Coldness washed over him, like he had actually fallen into a black pool in the heart of winter. The cold pressed on him from all sides, like some ice titan from the legends of the northern barbarians was crushing him in his fist. He couldn’t think and didn’t dare to breathe. It lasted long, too long. A piercing pain entered through his forehead and spread through his brain, into his neck and down to his shoulders. More pain arrived, different pain, like little bird claws scratching at his eyeballs. It was horrendous and it only became worse. He instinctively gasped for breath, but all that entered was pure coldness that hurt in his throat and lungs. His whole body hurt now, and he was aware of nothing but the pain. Then it ended. The last ghost of the pain fled from his body. Warm relief flowed through him. He shuddered and breathed in wonderful, soft, ordinary air. Beyond his still-closed eyelids, he became aware of the flickering light of fire.
He smelled incense and burned flesh. His eyes felt glued shut but he managed to open them. He was on his knees, looking at his gloved hands. He was still in one piece. He even had his hat, which was lying beside him. There were rocks all around him. Trembling, Ludlov got up and carefully peered over the rubble in front of him. He was just tall enough to be able to do so without having to climb.
It was a cave so massive it could easily have hosted a small farming village. There were thousands upon thousands of torches lit all around, like little flickering stars in a rocky firmament.
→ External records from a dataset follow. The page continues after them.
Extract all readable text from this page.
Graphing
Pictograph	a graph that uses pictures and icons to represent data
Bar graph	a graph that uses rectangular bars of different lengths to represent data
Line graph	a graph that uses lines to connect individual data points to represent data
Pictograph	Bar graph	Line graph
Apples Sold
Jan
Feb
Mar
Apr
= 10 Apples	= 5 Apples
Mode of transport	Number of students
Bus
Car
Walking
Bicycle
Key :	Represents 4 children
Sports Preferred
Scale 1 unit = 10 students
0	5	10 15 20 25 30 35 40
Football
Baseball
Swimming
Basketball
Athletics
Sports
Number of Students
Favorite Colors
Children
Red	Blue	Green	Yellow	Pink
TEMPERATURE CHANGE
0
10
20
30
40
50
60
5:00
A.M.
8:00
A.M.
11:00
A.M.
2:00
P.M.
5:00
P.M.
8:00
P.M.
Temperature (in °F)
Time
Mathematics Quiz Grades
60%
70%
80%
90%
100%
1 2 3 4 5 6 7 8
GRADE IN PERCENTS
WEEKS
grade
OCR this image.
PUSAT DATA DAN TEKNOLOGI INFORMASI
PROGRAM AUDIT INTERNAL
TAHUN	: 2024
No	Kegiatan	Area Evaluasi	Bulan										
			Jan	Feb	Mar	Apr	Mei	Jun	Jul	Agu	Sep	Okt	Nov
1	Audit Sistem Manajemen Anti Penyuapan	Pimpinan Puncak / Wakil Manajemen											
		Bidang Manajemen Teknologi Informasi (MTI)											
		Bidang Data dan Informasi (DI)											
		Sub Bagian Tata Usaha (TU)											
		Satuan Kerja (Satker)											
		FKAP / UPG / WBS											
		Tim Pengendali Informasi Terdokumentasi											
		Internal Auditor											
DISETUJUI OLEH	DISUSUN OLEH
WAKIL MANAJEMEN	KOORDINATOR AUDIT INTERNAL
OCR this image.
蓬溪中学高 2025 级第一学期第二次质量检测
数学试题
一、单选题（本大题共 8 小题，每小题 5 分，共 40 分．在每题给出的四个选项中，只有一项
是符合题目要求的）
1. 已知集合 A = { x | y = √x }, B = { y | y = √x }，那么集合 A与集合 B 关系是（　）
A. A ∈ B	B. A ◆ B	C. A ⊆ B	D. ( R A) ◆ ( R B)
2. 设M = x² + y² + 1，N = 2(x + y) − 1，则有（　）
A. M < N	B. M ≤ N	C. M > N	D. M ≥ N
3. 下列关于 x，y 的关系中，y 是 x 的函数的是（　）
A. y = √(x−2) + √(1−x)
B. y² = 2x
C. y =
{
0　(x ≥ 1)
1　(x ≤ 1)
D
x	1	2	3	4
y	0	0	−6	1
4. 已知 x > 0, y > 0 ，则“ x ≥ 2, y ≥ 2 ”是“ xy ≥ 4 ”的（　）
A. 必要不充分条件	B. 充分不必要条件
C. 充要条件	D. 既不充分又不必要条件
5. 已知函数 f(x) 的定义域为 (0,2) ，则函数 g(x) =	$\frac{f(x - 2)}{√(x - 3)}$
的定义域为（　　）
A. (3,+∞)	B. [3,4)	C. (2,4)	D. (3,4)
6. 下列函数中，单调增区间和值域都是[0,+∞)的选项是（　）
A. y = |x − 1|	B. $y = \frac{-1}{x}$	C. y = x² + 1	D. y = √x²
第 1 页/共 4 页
Most of the cave consisted of natural rock formations, but there were also elegantly carved balconies, stairways, columns and platforms there, as well as hundreds of little doorways leading to unseen places. It reminded Ludlov of an underground version of the ruins of Urba Classica he had once seen, but some of the shapes were also similar to elements from the Grand Cathedral. Here in this cave, the delicacy of the artwork felt strangely out of place. In front of him, he saw Samina and the Masked One, hardly more than a dozen yards away. She was standing beside that man now, head bowed, looking at her feet. Beyond them, the ground sloped down and suddenly ended: most of the cave looked down on a huge, gaping hole, black as night. The darkness of that place was alive, Ludlov thought. He could feel it breathe somehow, even though it didn’t move or make a sound. He just felt it. It was undoubtedly the Abyss. The open wound in the Earth that gave way to Hell, where Lucchus lived. Looking into that blackness, Ludlov suddenly felt deeply afraid when he realised he was looking straight into the Evil’s den. On the far side, there was a great half-circle balcony, at least fifty feet wide. The balcony had no railings. It simply hung precariously over the Abyss, almost like a challenge.